Disgraced tycoon Conrad Black has resigned from the board of newspaper owner Hollinger International.
Lord Black is facing a number of legal challenges
According to the firm, Lord Black and his wife Barbara said in a letter they were retiring with "immediate effect".
Lord Black is currently the subject of a criminal investigation in the US, as well as a civil lawsuit.
The cases relate to allegations from Hollinger that he made millions of dollars of unauthorised payments from the firm to himself and others.
Meanwhile, Canadian media reports said a Canadian judge had ruled that Lord Black would have to answer questions from Ernst & Young.
The auditor is carrying out a court-ordered examination of the finances of Hollinger International's parent, Toronto-based Hollinger.

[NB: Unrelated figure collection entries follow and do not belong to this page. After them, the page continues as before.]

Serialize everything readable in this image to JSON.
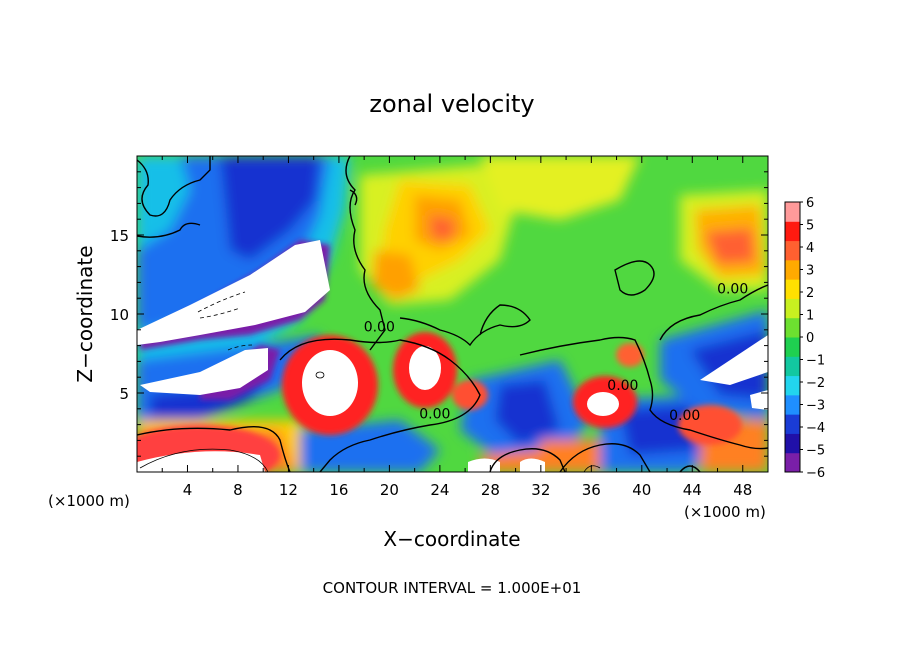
{
  "chart_data": {
    "type": "heatmap",
    "title": "zonal velocity",
    "xlabel": "X−coordinate",
    "ylabel": "Z−coordinate",
    "xunits_left": "(×1000 m)",
    "xunits_right": "(×1000 m)",
    "footer": "CONTOUR INTERVAL = 1.000E+01",
    "xlim": [
      0,
      50
    ],
    "ylim": [
      0,
      20
    ],
    "xticks": [
      4,
      8,
      12,
      16,
      20,
      24,
      28,
      32,
      36,
      40,
      44,
      48
    ],
    "yticks": [
      5,
      10,
      15
    ],
    "colorbar": {
      "ticks": [
        "6",
        "5",
        "4",
        "3",
        "2",
        "1",
        "0",
        "−1",
        "−2",
        "−3",
        "−4",
        "−5",
        "−6"
      ],
      "colors": [
        "#7a1fa8",
        "#2010a8",
        "#1a3cd6",
        "#1f8fff",
        "#22d5ee",
        "#12c8a0",
        "#1fd050",
        "#6de030",
        "#c8f020",
        "#ffe000",
        "#ffaa00",
        "#ff6030",
        "#ff1a10",
        "#ff9a9a"
      ]
    },
    "contour_labels": [
      {
        "text": "0.00",
        "x": 38.5,
        "y": 5.2
      },
      {
        "text": "0.00",
        "x": 19.2,
        "y": 8.9
      },
      {
        "text": "0.00",
        "x": 23.6,
        "y": 3.4
      },
      {
        "text": "0.00",
        "x": 47.2,
        "y": 11.3
      },
      {
        "text": "0.00",
        "x": 43.4,
        "y": 3.3
      }
    ]
  }
}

In April, Lord Black's lawyers had argued that he should not be forced to answer any such questions, because the Canadian legal system could not offer guarantees that his testimony would not be used against him in the pending US actions.
A civil case in America - launched by finance watchdog the Securities and Exchange Commission - has accused Lord Black, his former deputy David Radler and their Canadian company Hollinger Inc of fraudulently taking $85m (£46m) from newspaper group Hollinger International.

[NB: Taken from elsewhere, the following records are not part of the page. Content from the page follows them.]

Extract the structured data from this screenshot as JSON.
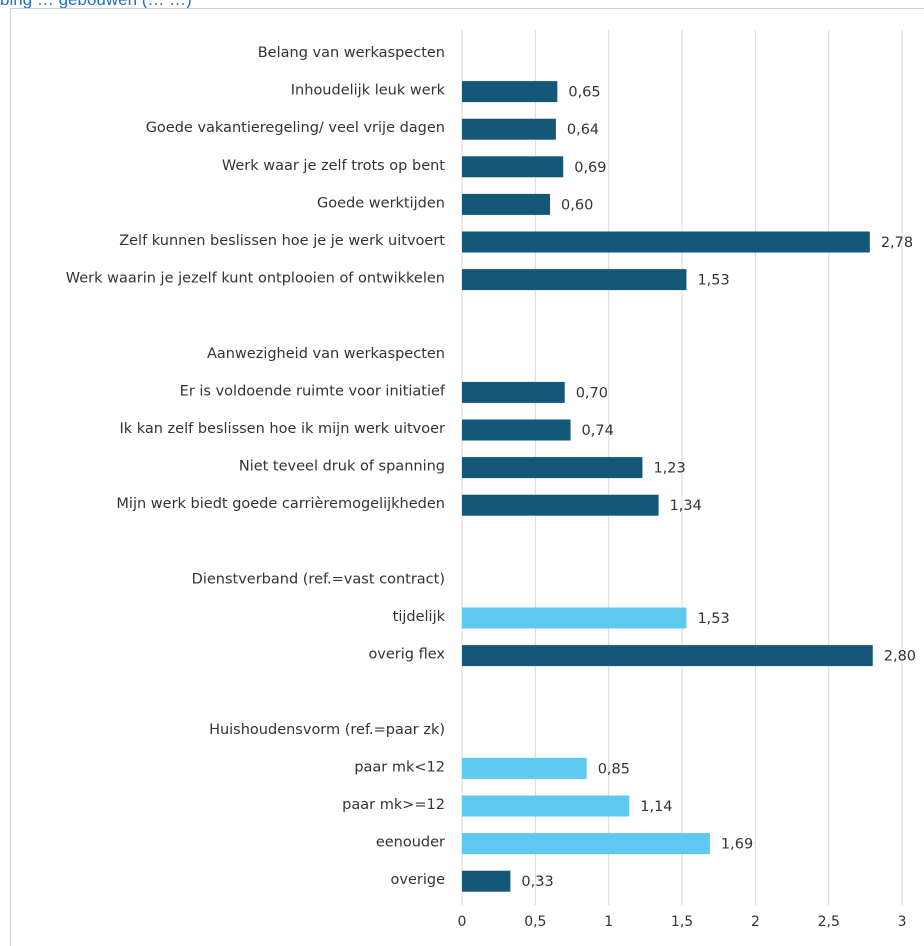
{
  "page_title": "bing … gebouwen (… …)",
  "colors": {
    "dark_bar": "#145778",
    "light_bar": "#5dc8f0",
    "gridline": "#d9d9d9",
    "title": "#1f6fc2",
    "text": "#333333"
  },
  "chart_data": {
    "type": "bar",
    "orientation": "horizontal",
    "title": "",
    "xlabel": "",
    "ylabel": "",
    "xlim": [
      0,
      3
    ],
    "x_ticks": [
      "0",
      "0,5",
      "1",
      "1,5",
      "2",
      "2,5",
      "3"
    ],
    "grid": "vertical",
    "legend": "none",
    "rows": [
      {
        "label": "Belang van werkaspecten",
        "header": true
      },
      {
        "label": "Inhoudelijk leuk werk",
        "value": 0.65,
        "value_label": "0,65",
        "style": "dark"
      },
      {
        "label": "Goede vakantieregeling/ veel vrije dagen",
        "value": 0.64,
        "value_label": "0,64",
        "style": "dark"
      },
      {
        "label": "Werk waar je zelf trots op bent",
        "value": 0.69,
        "value_label": "0,69",
        "style": "dark"
      },
      {
        "label": "Goede werktijden",
        "value": 0.6,
        "value_label": "0,60",
        "style": "dark"
      },
      {
        "label": "Zelf kunnen beslissen hoe je je werk uitvoert",
        "value": 2.78,
        "value_label": "2,78",
        "style": "dark"
      },
      {
        "label": "Werk waarin je jezelf kunt ontplooien of ontwikkelen",
        "value": 1.53,
        "value_label": "1,53",
        "style": "dark"
      },
      {
        "label": "",
        "spacer": true
      },
      {
        "label": "Aanwezigheid van werkaspecten",
        "header": true
      },
      {
        "label": "Er is voldoende ruimte voor initiatief",
        "value": 0.7,
        "value_label": "0,70",
        "style": "dark"
      },
      {
        "label": "Ik kan zelf beslissen hoe ik mijn werk uitvoer",
        "value": 0.74,
        "value_label": "0,74",
        "style": "dark"
      },
      {
        "label": "Niet teveel druk of spanning",
        "value": 1.23,
        "value_label": "1,23",
        "style": "dark"
      },
      {
        "label": "Mijn werk biedt goede carrièremogelijkheden",
        "value": 1.34,
        "value_label": "1,34",
        "style": "dark"
      },
      {
        "label": "",
        "spacer": true
      },
      {
        "label": "Dienstverband (ref.=vast contract)",
        "header": true
      },
      {
        "label": "tijdelijk",
        "value": 1.53,
        "value_label": "1,53",
        "style": "light"
      },
      {
        "label": "overig flex",
        "value": 2.8,
        "value_label": "2,80",
        "style": "dark"
      },
      {
        "label": "",
        "spacer": true
      },
      {
        "label": "Huishoudensvorm (ref.=paar zk)",
        "header": true
      },
      {
        "label": "paar mk<12",
        "value": 0.85,
        "value_label": "0,85",
        "style": "light"
      },
      {
        "label": "paar mk>=12",
        "value": 1.14,
        "value_label": "1,14",
        "style": "light"
      },
      {
        "label": "eenouder",
        "value": 1.69,
        "value_label": "1,69",
        "style": "light"
      },
      {
        "label": "overige",
        "value": 0.33,
        "value_label": "0,33",
        "style": "dark"
      }
    ]
  }
}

They are accused of taking the money from US newspaper group Hollinger International between 1994 and 2003 - which they then controlled - for their own personal use.
Lord Black and his co-defendants deny the charges.
In a separate civil lawsuit, Hollinger International claims Lord Black "stole" $380.6m to fund everything from a private jet to a Rolls-Royce and even payments to his butler.
Hollinger, a holding company, continues to own 18% of Hollinger International, but since its shares bring 10 times as many votes as the rest of the firm's issued equity, Hollinger has effective control.
Hollinger International owns the Chicago Sun-Times newspaper and last year sold the Daily Telegraph in London and Israel's Jerusalem Post.
Lord Black resigned as chief executive officer of Hollinger International in November 2003 as part of a failed bid to take the company private.